Ações de custo zero: criar rotina de fim de expediente (desligar AC, luzes e equipamentos), ajustar temperatura do AC para 23-24°C e verificar se há consumo fora do horário comercial. Essas ações podem reduzir a fatura em 10-15% no primeiro mês.

Trocar lâmpadas para LED realmente compensa?

Sim. LED consome cerca de metade da energia de lâmpadas fluorescentes com a mesma luminosidade, e dura 3-4 vezes mais. Para escritório com 50 lâmpadas, o investimento de R$ 1.500-3.000 se paga em menos de 12 meses pela economia na fatura.

Energia solar vale a pena para PME?

Depende. Se a empresa é dona do imóvel ou tem contrato de aluguel longo (5+ anos), solar pode reduzir a fatura em 70-90% com payback de 3-5 anos. Para locatário com contrato curto, o investimento pode não fechar — alternativas como geração compartilhada são mais adequadas.

O que é mercado livre de energia e PME pode acessar?

Mercado livre é o ambiente onde empresas compram energia diretamente de geradores ou comercializadores, negociando preço. A economia típica é de 15-30% sobre a tarifa regulada. A partir de 2024, consumidores com demanda menor passaram a ter acesso ao mercado livre, ampliando a viabilidade para PME.

Como saber se a empresa está desperdiçando energia?

Compare o consumo em kWh dos últimos 12 meses com os mesmos meses do ano anterior. Se o consumo subiu sem aumento de operação, há desperdício.
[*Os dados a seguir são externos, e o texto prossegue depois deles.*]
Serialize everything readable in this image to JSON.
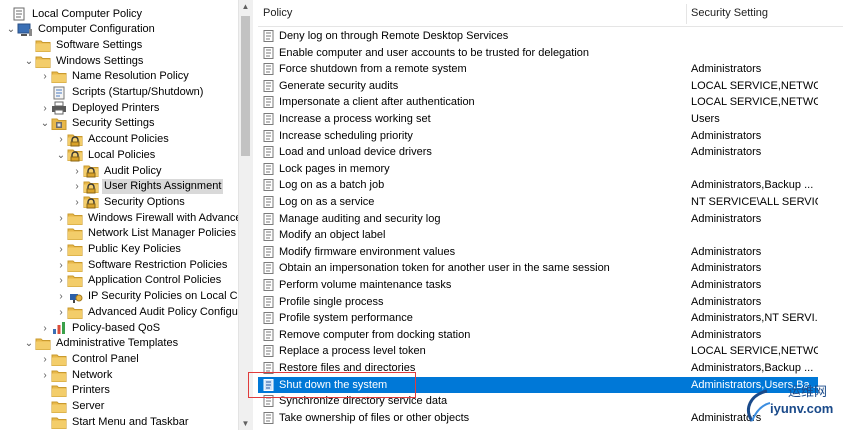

Também verifique se há consumo fora do expediente (fatura pode mostrar perfil de consumo horário em alguns casos) e se equipamentos antigos estão consumindo mais do que deveriam.

Quanto custa um diagnóstico energético?

Para PME, um diagnóstico energético profissional custa entre R$ 2.000 e R$ 5.000, dependendo do porte e complexidade da instalação. A entrega típica inclui levantamento de consumo, identificação de desperdícios e plano de ação com payback estimado de cada medida.

Fontes e referências

  1. ANEEL — Agência Nacional de Energia Elétrica. Informações sobre tarifas, bandeiras tarifárias e mercado livre de energia.
  2. PROCEL — Programa Nacional de Conservação de Energia Elétrica. Selo Procel e orientações de eficiência energética.
  3. EPE — Empresa de Pesquisa Energética. Balanço Energético Nacional e dados de consumo por setor.
  4. ABSOLAR — Associação Brasileira de Energia Solar Fotovoltaica. Informações sobre geração distribuída e mercado solar no Brasil.